Both supermarket giants have pushed for changes to isolation requirements as thousands of workers have been affected as Victoria’s Delta outbreak has spread. The shortfall in staff has led to some supermarkets cutting their hours or even closing temporarily.

NSW has already amended its rules so that fully vaccinated supermarket staff are not generally required to isolate if they are determined to be close contacts of a COVID case.

Dozens of Woolworths, Coles and IGA supermarkets are among more than 600 exposure sites in Victoria.

Since the latest outbreaks began in NSW and Victoria, about 30,000 Coles staff have been required to isolate across both states.

Woolworths told the ABC 25,000 of its Victorian workers had been required to isolate in the past three months. None had subsequently tested positive.

Coles chief operating officer Matt Swindells wants national consistency across all states and territories ahead of lockdowns lifting.

“We have demonstrated that supermarkets are a safe place to shop and a safe place to work,” he told the Nine Network on Thursday.

“At the same time, we’re seeing a ramp-up in vaccination rates in our workforce. People are going to get vaccinated. The risk is diminishing. But the response is no longer proportionate.”

On Thursday, Woolworths conceded that the staff shortfall was “putting a strain on our store operations”. It called for the state government to make changes to contact tracing.

“Making some sensible, risk-based adjustments to contract tracing would go a long way in helping us maintain essential supply and service to the Victorian community,” it said.

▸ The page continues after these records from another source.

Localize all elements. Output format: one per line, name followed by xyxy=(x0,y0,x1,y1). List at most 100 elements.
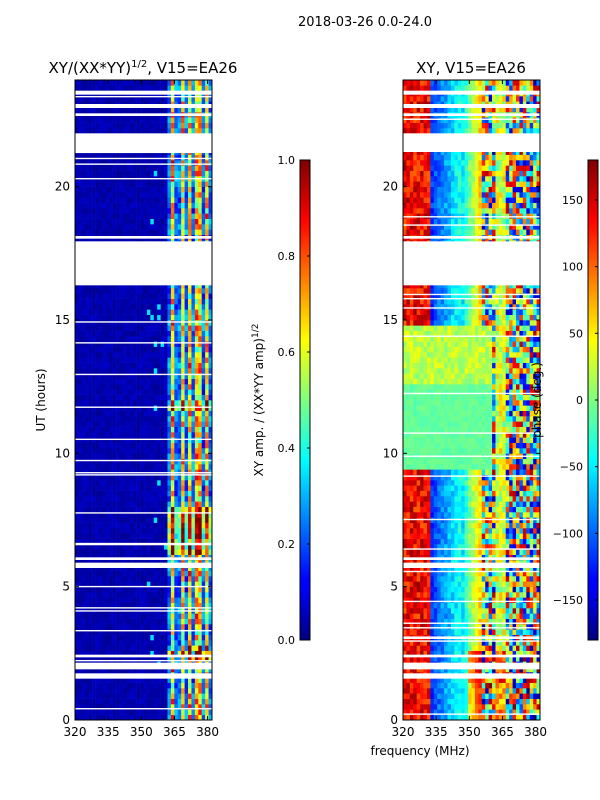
heatmap-cell xyxy=(105,384,110,390)
heatmap-cell xyxy=(198,576,203,582)
data-gap xyxy=(75,236,212,239)
heatmap-cell xyxy=(112,96,117,102)
heatmap-cell xyxy=(150,576,155,582)
heatmap-cell xyxy=(177,336,182,342)
heatmap-cell xyxy=(177,576,182,582)
heatmap-cell xyxy=(136,432,141,438)
heatmap-cell xyxy=(454,714,459,720)
heatmap-cell xyxy=(184,485,189,491)
heatmap-cell xyxy=(85,666,89,673)
heatmap-cell xyxy=(122,490,127,497)
heatmap-cell xyxy=(167,400,172,406)
heatmap-cell xyxy=(167,666,172,673)
heatmap-cell xyxy=(140,165,144,171)
heatmap-cell xyxy=(129,128,134,134)
heatmap-cell xyxy=(102,528,107,534)
heatmap-cell xyxy=(88,288,93,294)
heatmap-cell xyxy=(201,602,206,609)
heatmap-cell xyxy=(129,85,134,91)
heatmap-cell xyxy=(98,570,103,577)
heatmap-cell xyxy=(146,474,151,481)
heatmap-cell xyxy=(133,357,137,363)
heatmap-cell xyxy=(119,688,124,694)
heatmap-cell xyxy=(164,186,168,193)
heatmap-cell xyxy=(81,208,86,214)
heatmap-cell xyxy=(88,698,93,705)
heatmap-cell xyxy=(208,517,212,523)
amplitude-ylabel: UT (hours) xyxy=(34,368,48,431)
heatmap-cell xyxy=(78,378,83,385)
heatmap-cell xyxy=(126,320,131,326)
heatmap-cell xyxy=(116,362,120,369)
heatmap-cell xyxy=(177,682,182,689)
heatmap-cell xyxy=(181,106,185,113)
heatmap-cell xyxy=(160,421,165,427)
heatmap-cell xyxy=(122,576,127,582)
heatmap-cell xyxy=(194,490,199,497)
heatmap-cell xyxy=(153,533,158,539)
heatmap-cell xyxy=(160,677,165,683)
heatmap-cell xyxy=(454,704,459,710)
heatmap-cell xyxy=(533,714,537,720)
heatmap-cell xyxy=(146,224,151,230)
heatmap-cell xyxy=(81,410,86,417)
heatmap-cell xyxy=(198,394,203,401)
heatmap-cell xyxy=(174,597,179,603)
heatmap-cell xyxy=(143,192,148,198)
heatmap-cell xyxy=(208,282,212,289)
heatmap-cell xyxy=(160,192,165,198)
heatmap-cell xyxy=(136,485,141,491)
heatmap-cell xyxy=(164,400,168,406)
heatmap-cell xyxy=(194,426,199,433)
heatmap-cell xyxy=(129,704,134,710)
heatmap-cell xyxy=(143,698,148,705)
heatmap-cell xyxy=(143,602,148,609)
heatmap-cell xyxy=(188,458,192,465)
heatmap-cell xyxy=(160,416,165,422)
heatmap-cell xyxy=(208,352,212,358)
heatmap-cell xyxy=(109,165,113,171)
heatmap-cell xyxy=(88,368,93,374)
heatmap-cell xyxy=(201,336,206,342)
heatmap-cell xyxy=(191,282,196,289)
heatmap-cell xyxy=(102,570,107,577)
heatmap-cell xyxy=(112,373,117,379)
heatmap-cell xyxy=(133,394,137,401)
heatmap-cell xyxy=(78,533,83,539)
heatmap-cell xyxy=(188,666,192,673)
heatmap-cell xyxy=(160,394,165,401)
heatmap-cell xyxy=(81,117,86,123)
data-gap-line xyxy=(75,373,212,376)
heatmap-cell xyxy=(140,400,144,406)
heatmap-cell xyxy=(133,170,137,177)
heatmap-cell xyxy=(88,506,93,513)
heatmap-cell xyxy=(109,448,113,454)
heatmap-cell xyxy=(146,485,151,491)
heatmap-cell xyxy=(191,325,196,331)
heatmap-cell xyxy=(112,570,117,577)
heatmap-cell xyxy=(146,80,151,86)
heatmap-cell xyxy=(140,80,144,86)
heatmap-cell xyxy=(119,405,124,411)
heatmap-cell xyxy=(174,165,179,171)
heatmap-cell xyxy=(109,634,113,641)
heatmap-cell xyxy=(133,186,137,193)
heatmap-cell xyxy=(153,368,158,374)
heatmap-cell xyxy=(92,528,96,534)
heatmap-cell xyxy=(198,586,203,593)
heatmap-cell xyxy=(119,208,124,214)
heatmap-cell xyxy=(146,682,151,689)
heatmap-cell xyxy=(194,341,199,347)
heatmap-cell xyxy=(201,122,206,129)
heatmap-cell xyxy=(198,357,203,363)
heatmap-cell xyxy=(146,389,151,395)
heatmap-cell xyxy=(92,693,96,699)
heatmap-cell xyxy=(188,624,192,630)
heatmap-cell xyxy=(174,586,179,593)
heatmap-cell xyxy=(129,122,134,129)
heatmap-cell xyxy=(143,336,148,342)
heatmap-cell xyxy=(119,474,124,481)
heatmap-cell xyxy=(88,693,93,699)
heatmap-cell xyxy=(140,224,144,230)
heatmap-cell xyxy=(194,213,199,219)
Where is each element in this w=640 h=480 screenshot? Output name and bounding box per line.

“We’ll continue to work closely with the Victorian government on these matters.”

Australian Food and Grocery Council CEO Tanya Barden said the issue went beyond supermarkets, calling it a “whole supply chain” problem.

“We’re worried that over the next coming months, there could be some workforce impacts that are going to result in reductions in production of food and grocery products which could impact on availability for consumers,” she told ABC News Breakfast.

She said employees in the food and grocery supply chain should be able to work if they were fully vaccinated, lacking symptoms and had returned a negative test.